Some would even declare a relationship ‘unhealthy’, ‘weird’ or ‘lacking’ if there’s an absence of sexual intimacy.

“Every time a guy friend asks me if I’ve had sex with my girlfriend yet and I say no, they’ll say ‘wah shag lah bro’,” says Jake, 25.

But is it really that ‘shag’?

For these young Singaporeans in sexless relationships, they don’t seem to think so.

Building a stronger, lasting relationship through friendship

We often hear not to “move too fast” in a relationship or not to sleep with someone before the third date as it’s important to know the person you’re dating before getting physically intimate.

For Peter, 24, he advocates a sexless relationship to ‘slow things down’. “By not having sex, I feel like I can get to know the girl on a mentally ‘intimate’ level first.”

“If I’m unsure about her, I don’t want her to feel like she’s ‘given’ something to me and get emotionally attached too fast,” he adds.

This is not to say couples who engage in physical intimacy aren’t capable of developing a relationship which doesn’t revolve around sex. But by removing sex from the equation, it pushes the friendship aspect of a relationship to the forefront.

You know they want you for more than your body

Another benefit of “taking it slow”, says Lena, 22, is the ability to determine if the person you’re dating is in for the long haul.

“By explicitly telling guys I’m not into a relationship for the sex, I’ll know if they’re genuinely interested in me,” she adds.

Not having to second-guess if the person you’re dating only wants you for your body, can arguably help boost self-esteem.

Melody, 26, says, “I used to struggle with body image issues and based my self-esteem on how desirable men found me. That’s why I slept with many guys. But with my current partner, we don’t have sex because he took a vow of celibacy.”

“Ironically, I started to feel more loved as I stopped pegging my self-worth to an outward source. If someone loves me, they won’t just want to sleep with me.”

Also read:

9 Singaporean Girls Describe Losing Their Virginity

Pregnancy scares and health issues can strain a relationship

Undeniably, sex is meaningful because of the emotionally bond created between a couple. Between heterosexual couples, it is also significant because of the possibility to create life.

A broken condom or a late period can result in an unwanted pregnancy, pregnancy scare, or a contracted STD (Sexually Transmitted Disease), causing strain on a relationship.

“Most of my friends who have sex do it because it feels good and they aren’t ready to become parents. But when shit hits the fan, they become completely stressed out,” says Amanda, 23.

Maintaining the integrity of personal affiliations and choices

In a less common case, Sean, 25, reveals he doesn’t want sex because he’s asexual.

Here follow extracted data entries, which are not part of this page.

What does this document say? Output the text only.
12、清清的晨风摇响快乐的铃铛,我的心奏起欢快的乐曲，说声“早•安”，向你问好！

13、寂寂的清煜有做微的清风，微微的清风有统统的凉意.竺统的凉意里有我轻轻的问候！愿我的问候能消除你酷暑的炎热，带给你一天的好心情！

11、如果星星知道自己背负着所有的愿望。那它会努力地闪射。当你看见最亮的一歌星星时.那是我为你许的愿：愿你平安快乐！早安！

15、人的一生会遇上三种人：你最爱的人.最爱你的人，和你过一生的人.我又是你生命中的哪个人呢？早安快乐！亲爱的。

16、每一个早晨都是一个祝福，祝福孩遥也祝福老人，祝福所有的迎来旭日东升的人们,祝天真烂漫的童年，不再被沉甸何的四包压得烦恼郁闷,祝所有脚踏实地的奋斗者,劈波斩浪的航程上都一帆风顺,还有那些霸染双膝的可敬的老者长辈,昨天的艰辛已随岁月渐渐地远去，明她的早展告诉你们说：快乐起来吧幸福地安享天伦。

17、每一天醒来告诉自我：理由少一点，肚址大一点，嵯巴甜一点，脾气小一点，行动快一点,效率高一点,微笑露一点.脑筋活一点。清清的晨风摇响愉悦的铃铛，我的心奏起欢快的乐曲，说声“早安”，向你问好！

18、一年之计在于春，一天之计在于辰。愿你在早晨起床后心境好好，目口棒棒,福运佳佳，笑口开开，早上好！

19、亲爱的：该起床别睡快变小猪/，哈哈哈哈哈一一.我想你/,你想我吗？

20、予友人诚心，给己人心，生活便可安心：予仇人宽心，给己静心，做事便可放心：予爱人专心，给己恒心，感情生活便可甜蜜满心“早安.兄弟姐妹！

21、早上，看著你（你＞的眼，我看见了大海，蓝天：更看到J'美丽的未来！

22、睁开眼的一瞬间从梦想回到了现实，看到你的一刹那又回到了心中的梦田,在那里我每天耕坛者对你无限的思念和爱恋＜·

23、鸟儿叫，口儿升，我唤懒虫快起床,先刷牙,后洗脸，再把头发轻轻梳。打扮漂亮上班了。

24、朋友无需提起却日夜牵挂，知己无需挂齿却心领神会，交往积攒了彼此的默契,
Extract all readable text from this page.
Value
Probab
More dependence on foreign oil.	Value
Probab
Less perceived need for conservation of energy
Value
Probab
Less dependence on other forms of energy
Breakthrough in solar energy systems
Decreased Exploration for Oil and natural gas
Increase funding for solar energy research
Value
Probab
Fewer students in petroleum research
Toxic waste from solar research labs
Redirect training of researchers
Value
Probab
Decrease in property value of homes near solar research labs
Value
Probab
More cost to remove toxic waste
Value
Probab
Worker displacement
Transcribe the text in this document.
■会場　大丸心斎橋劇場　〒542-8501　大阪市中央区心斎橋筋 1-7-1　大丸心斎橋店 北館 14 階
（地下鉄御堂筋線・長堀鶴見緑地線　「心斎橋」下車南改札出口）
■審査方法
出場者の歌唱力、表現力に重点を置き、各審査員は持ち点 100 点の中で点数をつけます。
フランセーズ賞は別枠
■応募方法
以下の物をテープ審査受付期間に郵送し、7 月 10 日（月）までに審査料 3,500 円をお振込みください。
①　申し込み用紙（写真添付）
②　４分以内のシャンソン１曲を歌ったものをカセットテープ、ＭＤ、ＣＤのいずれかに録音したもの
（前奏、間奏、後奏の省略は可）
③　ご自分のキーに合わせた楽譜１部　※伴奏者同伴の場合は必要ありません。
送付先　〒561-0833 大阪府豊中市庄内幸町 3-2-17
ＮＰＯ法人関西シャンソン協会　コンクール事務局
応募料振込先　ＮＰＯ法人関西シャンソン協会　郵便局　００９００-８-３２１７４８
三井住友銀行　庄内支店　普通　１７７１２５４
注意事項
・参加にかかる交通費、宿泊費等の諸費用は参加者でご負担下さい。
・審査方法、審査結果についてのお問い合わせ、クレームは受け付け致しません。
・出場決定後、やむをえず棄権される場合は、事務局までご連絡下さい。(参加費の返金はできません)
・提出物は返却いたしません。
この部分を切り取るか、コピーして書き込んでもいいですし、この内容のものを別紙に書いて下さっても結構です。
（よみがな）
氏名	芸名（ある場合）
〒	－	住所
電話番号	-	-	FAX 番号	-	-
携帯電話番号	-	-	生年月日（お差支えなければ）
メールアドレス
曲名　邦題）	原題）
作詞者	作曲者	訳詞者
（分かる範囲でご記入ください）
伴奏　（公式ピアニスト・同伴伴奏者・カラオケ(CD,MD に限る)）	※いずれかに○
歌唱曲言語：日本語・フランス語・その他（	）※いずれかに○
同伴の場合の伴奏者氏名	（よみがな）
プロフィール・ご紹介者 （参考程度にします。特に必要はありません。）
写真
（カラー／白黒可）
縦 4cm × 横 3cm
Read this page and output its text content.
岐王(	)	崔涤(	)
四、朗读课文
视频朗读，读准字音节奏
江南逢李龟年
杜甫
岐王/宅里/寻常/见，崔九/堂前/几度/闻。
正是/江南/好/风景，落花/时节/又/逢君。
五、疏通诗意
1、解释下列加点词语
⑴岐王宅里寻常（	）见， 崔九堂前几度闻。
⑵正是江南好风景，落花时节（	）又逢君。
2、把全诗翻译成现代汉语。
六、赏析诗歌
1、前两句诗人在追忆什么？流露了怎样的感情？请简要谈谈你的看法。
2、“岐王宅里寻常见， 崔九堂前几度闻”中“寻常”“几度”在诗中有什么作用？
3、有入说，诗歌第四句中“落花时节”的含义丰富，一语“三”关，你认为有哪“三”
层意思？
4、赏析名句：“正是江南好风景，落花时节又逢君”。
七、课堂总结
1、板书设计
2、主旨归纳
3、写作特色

“I think love doesn’t have to involve physical intimacy. I’ve seen friends who cling onto their relationships simply because the sex is good and that often gets messy,” says Sean.

But like Zack, 28, many Singaporean millennials who choose abstinence do so because of their religious upbringing.

“Not having premarital sex allows me to stay true to beliefs. It also helps me reconcile my identity as a sexual being and a Christian.”

Myra, 26, agrees that holding out on sex can help individuals understand its impact and the significance of the act. “I chose to do it after marriage because I wanted to associate physical intimacy with someone I truly care about.”

Your Relationship, Your Choice

Though the idea of a ‘healthy, normal relationship’ usually includes physical intimacy, it doesn’t necessarily mean the lack of it is ‘abnormal’.

As much as we move toward being non-judgemental of a person’s sexual activities, we should recognise those who choose not to engage in any sexual activity are exercising their choices as well.